There is good news in the international effort to rid the world of nuclear weapons.
In late October, a 50th country ratified the Treaty on the Prohibition of Nuclear Weapons (TPNW), which means the treaty will go into effect in January.
Although binding only on those countries that join it, the TPNW stigmatizes and bans nuclear weapons.
United Nations Secretary-General Antonio Guterres hailed the TPNW as the culmination of a worldwide movement to draw attention to the catastrophic humanitarian consequences of any use of nuclear weapons.
Canada refuses to sign the TPNW, instead clinging to NATO’s nuclear deterrence policy as sacrosanct.
Yet an Open Letter released in September, signed by 53 former high officials of 20 NATO countries, expressed support for the TPNW and challenged NATO’s nuclear deterrence policy. The letter hailed the TPNW as the foundation for a more secure world, free from the nuclear weapons menace.
The TPNW is the result of a decade of work by the International Campaign to Abolish Nuclear Weapons (ICAN), an international NGO coalition that was awarded the 2017 Nobel Peace Prize.
In 2018, ICAN launched the Cities Appeal, a commitment by cities around the world to show support for the TPNW and to call on their national governments to join it.
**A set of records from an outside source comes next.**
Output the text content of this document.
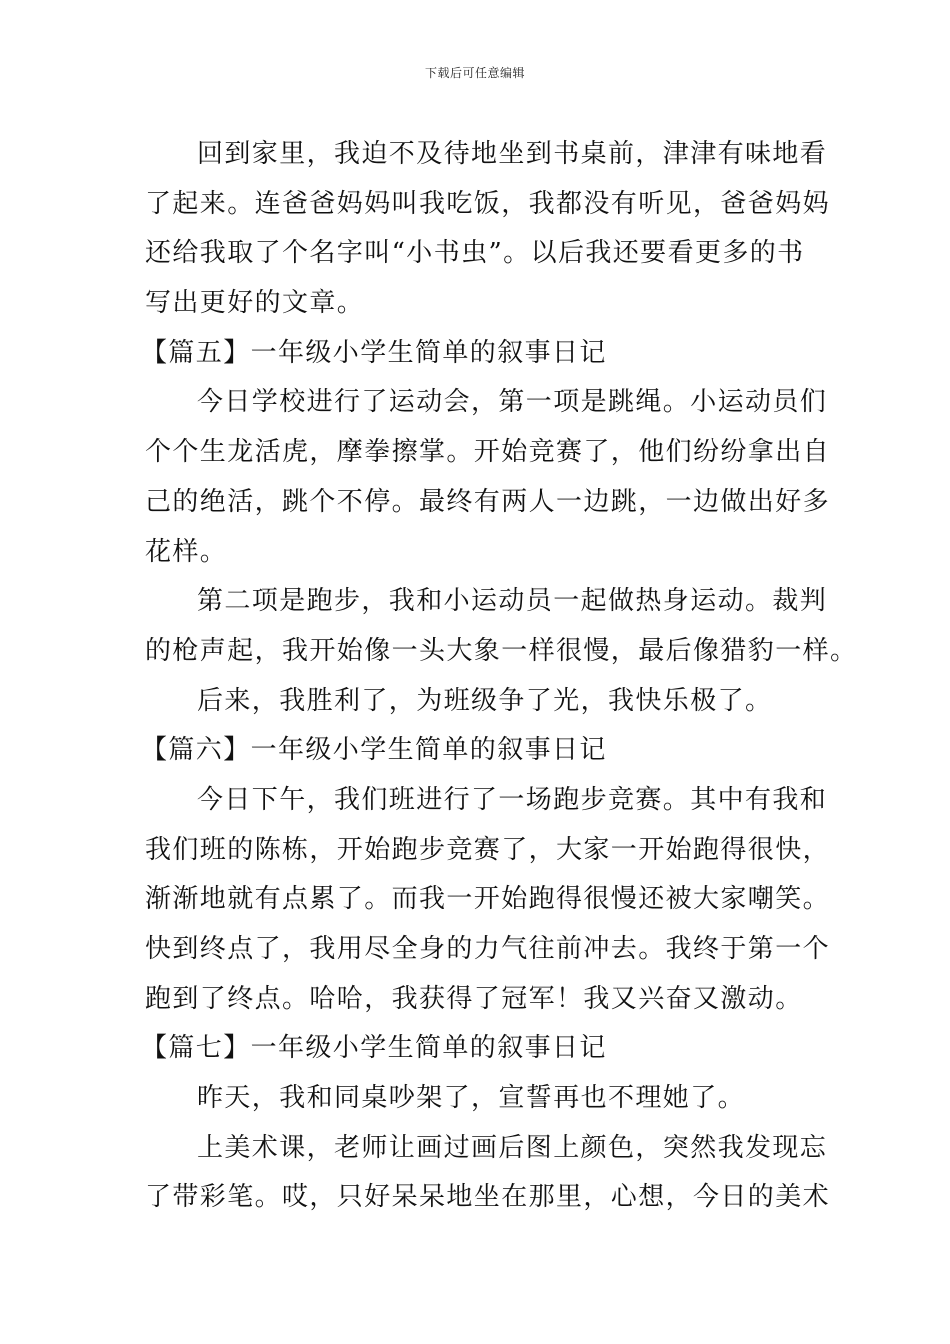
下载后可任意编辑
回到家里，我迫不及待地坐到书桌前，津津有味地看
了起来。连爸爸妈妈叫我吃饭，我都没有听见，爸爸妈妈
还给我取了个名字叫“小书虫”。以后我还要看更多的书
写出更好的文章。
【篇五】一年级小学生简单的叙事日记
今日学校进行了运动会，第一项是跳绳。小运动员们
个个生龙活虎，摩拳擦掌。开始竞赛了，他们纷纷拿出自
己的绝活，跳个不停。最终有两人一边跳，一边做出好多
花样。
第二项是跑步，我和小运动员一起做热身运动。裁判
的枪声起，我开始像一头大象一样很慢，最后像猎豹一样。
后来，我胜利了，为班级争了光，我快乐极了。
【篇六】一年级小学生简单的叙事日记
今日下午，我们班进行了一场跑步竞赛。其中有我和
我们班的陈栋，开始跑步竞赛了，大家一开始跑得很快，
渐渐地就有点累了。而我一开始跑得很慢还被大家嘲笑。
快到终点了，我用尽全身的力气往前冲去。我终于第一个
跑到了终点。哈哈，我获得了冠军！我又兴奋又激动。
【篇七】一年级小学生简单的叙事日记
昨天，我和同桌吵架了，宣誓再也不理她了。
上美术课，老师让画过画后图上颜色，突然我发现忘
了带彩笔。哎，只好呆呆地坐在那里，心想，今日的美术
Salmon Arm was invited to join the appeal, but the motion was defeated by city council recently when three councillors argued it was “not the prerogative” of council to join this international appeal.
Yet a few years ago, council voted for Salmon Arm to join the World Conference of Mayors for Peace, the rationale being that since cities are the main targets of nuclear weapons, they have special responsibility to seek the elimination of nuclear weapons.
Perhaps a future city council will reverse this council’s negative vote.